As noted, End of Watch borrows the telekinesis theme King used so effectively in Carrie, though while that novel used it as a metaphor for suppressed emotional issues, here it becomes more of a pretext to get Brady, whose body has been slowly atrophying over the years of his interment at Kiner Brain Injury Clinic, out of bed and free him from the confines of room 217. King does create a clever McGuffin which enables Brady to “leap” into the minds and bodies of his victims (“look inside Babineau and there is Dr. Z. Look inside Dr Z and there, pulling all the levers, is Brady Hartsfield”). Once “inside” he becomes like a computer virus, forcing people to do his evil bidding and slowly unleashing his master plan to get revenge on Hodges: he’s manipulates the kids through his mind control, the ones who survived his failed attack at the ‘Round Here Concert, to commit suicide.

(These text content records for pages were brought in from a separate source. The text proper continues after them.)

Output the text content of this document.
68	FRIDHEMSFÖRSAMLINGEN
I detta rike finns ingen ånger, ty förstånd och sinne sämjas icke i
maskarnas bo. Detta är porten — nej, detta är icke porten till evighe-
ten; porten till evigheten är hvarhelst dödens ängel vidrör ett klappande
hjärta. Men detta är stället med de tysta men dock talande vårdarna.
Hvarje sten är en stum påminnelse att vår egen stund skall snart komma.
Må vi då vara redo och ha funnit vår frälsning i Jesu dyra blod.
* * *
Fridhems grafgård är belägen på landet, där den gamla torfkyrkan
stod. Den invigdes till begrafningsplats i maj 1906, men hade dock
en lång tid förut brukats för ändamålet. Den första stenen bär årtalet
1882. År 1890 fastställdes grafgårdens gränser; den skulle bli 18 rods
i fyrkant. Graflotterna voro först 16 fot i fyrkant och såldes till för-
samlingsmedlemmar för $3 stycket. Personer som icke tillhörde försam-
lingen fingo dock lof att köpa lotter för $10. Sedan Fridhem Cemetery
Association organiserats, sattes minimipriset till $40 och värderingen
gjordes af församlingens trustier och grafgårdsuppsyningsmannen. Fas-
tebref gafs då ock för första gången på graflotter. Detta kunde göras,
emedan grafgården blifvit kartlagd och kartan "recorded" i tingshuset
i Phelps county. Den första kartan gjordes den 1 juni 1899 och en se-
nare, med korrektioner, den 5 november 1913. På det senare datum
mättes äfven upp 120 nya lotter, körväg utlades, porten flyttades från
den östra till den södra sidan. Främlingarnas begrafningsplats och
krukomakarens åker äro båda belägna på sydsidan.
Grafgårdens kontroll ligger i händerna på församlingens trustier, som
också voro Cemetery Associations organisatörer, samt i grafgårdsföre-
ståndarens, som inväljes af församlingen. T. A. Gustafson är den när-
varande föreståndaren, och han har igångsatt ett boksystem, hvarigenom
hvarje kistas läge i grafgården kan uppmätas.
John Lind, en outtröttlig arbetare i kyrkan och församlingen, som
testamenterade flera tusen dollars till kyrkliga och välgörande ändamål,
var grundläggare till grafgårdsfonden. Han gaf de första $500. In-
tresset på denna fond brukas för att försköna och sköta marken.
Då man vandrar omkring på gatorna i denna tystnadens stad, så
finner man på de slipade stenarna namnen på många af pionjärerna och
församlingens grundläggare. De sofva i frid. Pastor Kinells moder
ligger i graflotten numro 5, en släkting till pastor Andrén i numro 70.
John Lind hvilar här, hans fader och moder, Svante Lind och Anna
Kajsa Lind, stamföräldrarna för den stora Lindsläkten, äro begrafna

For me, the book is not as strong as the previous two (Hartsfield is not truly an evil character, more like a spoiled, petulant teenager, though the theme of teen suicide is a bit unseemly), and yet continues King’s tendency of late to write stories that feature characters and situations that mirror real life, with pain being one of many recurring subjects. There has also been a definite shift in his style since the van that nearly killed him in 1999. And while always prolific, his output since then (both good and bad) seems to mean something, as if he is seeing the finish line.